I like to push myself when I rdie to see if I can improve my average speed from one day to the next. Problem is, I don’t tend to think about that during the whole ride. I tend to only think about my speed on the way home — when my legs are tired. I would probably be able to raise my average speed if I paced myself from start to finish rather than having short bursts of speed here and there. I might also be able to increase my average speed if my route didn’t have so many hills. I hate those hills but I also know those hills help increase my endurance, lung capacity and leg strength. If my whole route were downhill both ways (ok, impossible, I know), it wouldn’t be that great of a workout. And, I wouldn’t get that sense of relief or satisfaction every time I reach the top of a hill.
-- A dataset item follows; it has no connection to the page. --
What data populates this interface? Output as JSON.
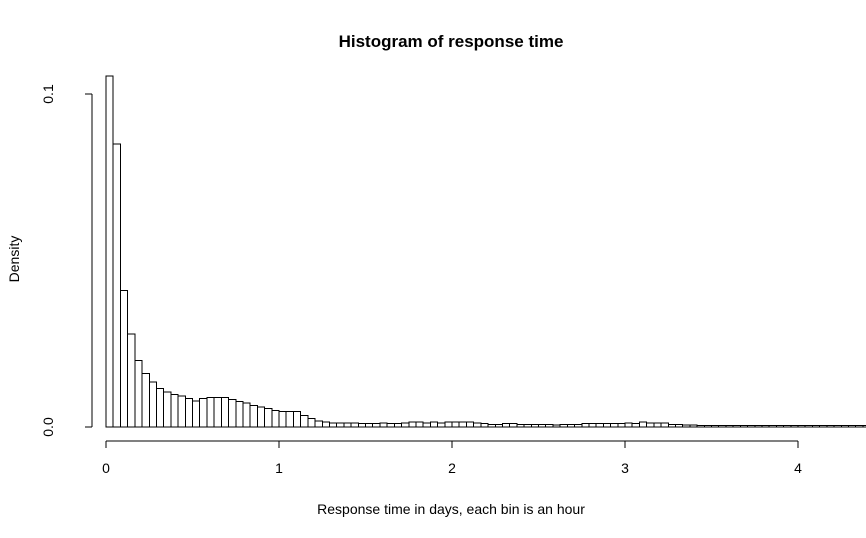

My faith walk also benefits from consistency and those ups and downs of hills. I tend to have periods when I’m totally on fire and other times when I’m dry and distant. Fits and starts. I wish I could achieve a consistency in my faith activities and heart for God that I wouldn’t ever feel separated from him. But I let life get in the way sometimes.
I also have hills that come in the form of challenges — trying situations, times of confusion and uncertainty, big decisions — to build my faith muscles. Those are the times I need to apply myself to reach the top of the hill. Without those spiritual hills, my faith would continue to be weak. They help me learn to trust God and seek his direction.
I feel a sense of accomplishment when I’m able to up my average speed. I also feel accomplishment when I’m closer to God and assured that I’m in his will. The memory of these past victories draw me back to God when new hills arise. Consistency and steadfastness help me grow in my faith and build a sense of gratitude to God.